The way I understand this is that adding of random variables is a smoothening operation on their densities (more generally the distributions, but let me speak of densities only).
A little more formally, additions over random variables are convolutions of their densities. Repeated additions are repeated convolutions.
A single convolution can be understood as a matrix multiplication by a specific symmetric matrix. Repeated convolutions are therefore repeated matrix multiplications.

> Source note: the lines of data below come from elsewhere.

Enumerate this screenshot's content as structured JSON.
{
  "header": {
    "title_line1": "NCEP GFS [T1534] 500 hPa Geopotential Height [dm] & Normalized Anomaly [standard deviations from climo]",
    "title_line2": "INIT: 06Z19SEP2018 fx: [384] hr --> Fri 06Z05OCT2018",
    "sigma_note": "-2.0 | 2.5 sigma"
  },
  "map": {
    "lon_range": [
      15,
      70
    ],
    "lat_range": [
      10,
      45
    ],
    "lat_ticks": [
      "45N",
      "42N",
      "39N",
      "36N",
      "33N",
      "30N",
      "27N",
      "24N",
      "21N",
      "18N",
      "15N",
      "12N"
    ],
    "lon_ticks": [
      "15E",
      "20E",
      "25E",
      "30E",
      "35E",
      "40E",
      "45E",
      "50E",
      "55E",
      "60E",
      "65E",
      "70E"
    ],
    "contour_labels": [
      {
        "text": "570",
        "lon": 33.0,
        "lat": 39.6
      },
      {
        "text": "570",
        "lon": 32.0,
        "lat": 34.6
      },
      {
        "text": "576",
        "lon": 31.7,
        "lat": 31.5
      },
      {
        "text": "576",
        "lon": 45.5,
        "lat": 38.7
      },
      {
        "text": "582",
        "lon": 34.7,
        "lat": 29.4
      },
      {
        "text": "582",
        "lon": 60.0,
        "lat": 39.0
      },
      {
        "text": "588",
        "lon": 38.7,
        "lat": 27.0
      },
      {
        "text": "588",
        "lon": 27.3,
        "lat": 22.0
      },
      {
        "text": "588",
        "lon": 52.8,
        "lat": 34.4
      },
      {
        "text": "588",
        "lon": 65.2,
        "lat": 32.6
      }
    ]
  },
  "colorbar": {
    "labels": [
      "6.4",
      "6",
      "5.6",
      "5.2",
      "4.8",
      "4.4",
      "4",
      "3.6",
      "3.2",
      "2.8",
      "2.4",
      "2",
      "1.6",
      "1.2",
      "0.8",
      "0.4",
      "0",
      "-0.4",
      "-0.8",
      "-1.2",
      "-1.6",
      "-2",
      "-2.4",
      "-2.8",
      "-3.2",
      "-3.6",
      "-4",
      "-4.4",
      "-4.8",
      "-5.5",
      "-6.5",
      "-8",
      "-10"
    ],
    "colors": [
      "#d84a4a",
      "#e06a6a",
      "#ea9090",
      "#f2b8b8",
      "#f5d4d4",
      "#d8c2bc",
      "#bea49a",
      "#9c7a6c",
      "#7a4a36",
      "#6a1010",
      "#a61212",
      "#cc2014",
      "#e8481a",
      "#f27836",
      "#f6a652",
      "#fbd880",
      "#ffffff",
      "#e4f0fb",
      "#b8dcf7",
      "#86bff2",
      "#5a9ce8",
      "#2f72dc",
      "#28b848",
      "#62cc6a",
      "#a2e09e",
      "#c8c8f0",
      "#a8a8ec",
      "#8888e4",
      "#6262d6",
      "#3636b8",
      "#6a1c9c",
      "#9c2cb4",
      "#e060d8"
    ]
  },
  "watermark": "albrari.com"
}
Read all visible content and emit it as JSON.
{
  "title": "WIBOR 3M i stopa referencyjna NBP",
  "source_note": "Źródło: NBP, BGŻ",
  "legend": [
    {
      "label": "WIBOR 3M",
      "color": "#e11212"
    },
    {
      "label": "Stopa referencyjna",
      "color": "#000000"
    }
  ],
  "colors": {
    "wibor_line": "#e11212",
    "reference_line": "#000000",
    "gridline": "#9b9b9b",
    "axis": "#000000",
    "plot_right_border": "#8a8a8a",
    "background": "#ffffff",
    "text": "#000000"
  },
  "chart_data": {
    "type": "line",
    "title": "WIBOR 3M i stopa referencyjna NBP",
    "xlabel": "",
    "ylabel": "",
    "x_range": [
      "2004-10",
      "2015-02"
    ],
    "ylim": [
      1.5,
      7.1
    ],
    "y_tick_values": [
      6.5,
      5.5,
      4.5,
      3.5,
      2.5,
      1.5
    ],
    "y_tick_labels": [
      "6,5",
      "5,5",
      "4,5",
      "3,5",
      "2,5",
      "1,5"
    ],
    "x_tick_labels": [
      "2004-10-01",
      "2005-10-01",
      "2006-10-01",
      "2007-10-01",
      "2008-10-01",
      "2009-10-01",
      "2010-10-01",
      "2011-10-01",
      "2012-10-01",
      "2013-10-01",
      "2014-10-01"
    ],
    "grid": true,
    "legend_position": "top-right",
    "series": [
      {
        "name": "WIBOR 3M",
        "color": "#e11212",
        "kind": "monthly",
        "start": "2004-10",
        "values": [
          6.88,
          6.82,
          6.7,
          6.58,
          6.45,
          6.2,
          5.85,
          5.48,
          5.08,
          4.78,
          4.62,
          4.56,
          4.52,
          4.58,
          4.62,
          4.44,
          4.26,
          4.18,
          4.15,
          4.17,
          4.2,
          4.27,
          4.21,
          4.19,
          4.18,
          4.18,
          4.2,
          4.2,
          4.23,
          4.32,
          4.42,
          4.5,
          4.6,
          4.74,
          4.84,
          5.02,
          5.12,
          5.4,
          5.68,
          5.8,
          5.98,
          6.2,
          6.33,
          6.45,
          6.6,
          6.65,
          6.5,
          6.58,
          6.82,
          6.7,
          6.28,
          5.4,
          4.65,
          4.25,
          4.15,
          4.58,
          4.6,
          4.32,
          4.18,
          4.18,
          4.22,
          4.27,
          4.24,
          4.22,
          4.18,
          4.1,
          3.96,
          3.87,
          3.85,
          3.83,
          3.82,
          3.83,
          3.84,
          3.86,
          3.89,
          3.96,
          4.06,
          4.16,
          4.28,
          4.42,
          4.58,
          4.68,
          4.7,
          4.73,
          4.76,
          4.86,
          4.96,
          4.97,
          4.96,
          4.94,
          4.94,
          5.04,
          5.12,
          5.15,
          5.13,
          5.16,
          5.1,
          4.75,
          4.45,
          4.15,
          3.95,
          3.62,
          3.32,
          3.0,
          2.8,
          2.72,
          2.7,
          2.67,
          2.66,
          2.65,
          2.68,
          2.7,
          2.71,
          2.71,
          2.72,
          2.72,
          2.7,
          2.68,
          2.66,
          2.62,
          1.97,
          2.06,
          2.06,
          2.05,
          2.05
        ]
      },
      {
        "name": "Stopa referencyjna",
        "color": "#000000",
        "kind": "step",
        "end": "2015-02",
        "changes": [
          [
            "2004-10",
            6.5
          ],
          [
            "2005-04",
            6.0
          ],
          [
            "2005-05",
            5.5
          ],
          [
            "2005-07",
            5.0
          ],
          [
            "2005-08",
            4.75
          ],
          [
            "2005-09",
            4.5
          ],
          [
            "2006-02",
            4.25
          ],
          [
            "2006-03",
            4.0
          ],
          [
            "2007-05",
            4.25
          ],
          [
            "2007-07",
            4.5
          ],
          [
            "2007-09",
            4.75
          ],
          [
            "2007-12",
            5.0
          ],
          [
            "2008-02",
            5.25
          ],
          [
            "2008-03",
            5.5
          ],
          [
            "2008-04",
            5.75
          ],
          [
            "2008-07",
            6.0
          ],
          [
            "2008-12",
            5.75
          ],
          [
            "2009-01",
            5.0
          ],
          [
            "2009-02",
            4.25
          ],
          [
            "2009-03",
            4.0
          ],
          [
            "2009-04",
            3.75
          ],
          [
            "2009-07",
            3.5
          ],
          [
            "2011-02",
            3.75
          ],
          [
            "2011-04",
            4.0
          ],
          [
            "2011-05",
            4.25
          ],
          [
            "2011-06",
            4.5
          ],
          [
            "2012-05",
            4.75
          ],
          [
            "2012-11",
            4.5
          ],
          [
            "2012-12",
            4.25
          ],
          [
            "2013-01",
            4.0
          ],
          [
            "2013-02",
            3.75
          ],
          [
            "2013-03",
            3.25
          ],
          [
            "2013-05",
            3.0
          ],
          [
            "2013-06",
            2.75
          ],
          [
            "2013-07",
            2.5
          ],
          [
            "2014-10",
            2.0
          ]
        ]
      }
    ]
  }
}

Anyone familiar with linear algebra will know that repeated matrix multiplication by a non degenerate matrix reveals it's eigenvectors.
The Gaussian distribution is such an eigenvector. Just like an eigenvector, it is also a fixed point -- multiplying again by the same matrix wil lead to the same vector, just scaled. The Gaussian distribution convolved is again a Gaussian distribution.
The addition operation in averaging is a matrix multiplication in the distribution space and the division by the the 'total' in the averaging takes care of the scaling.
Linear algebra is amazing.
Pagerank is an eigenvector of the normalised web adjacency matrix. Gaussian distribution is the eigenvector of the averaging matrix. Essentially the same idea.
> Anyone familiar with linear algebra will know that repeated matrix multiplication by non degenerate matrices reveals it's eigenvectors.
TIL that I'm not "familiar" with linear algebra ;)
But seriously, thanks for sharing that knowledge.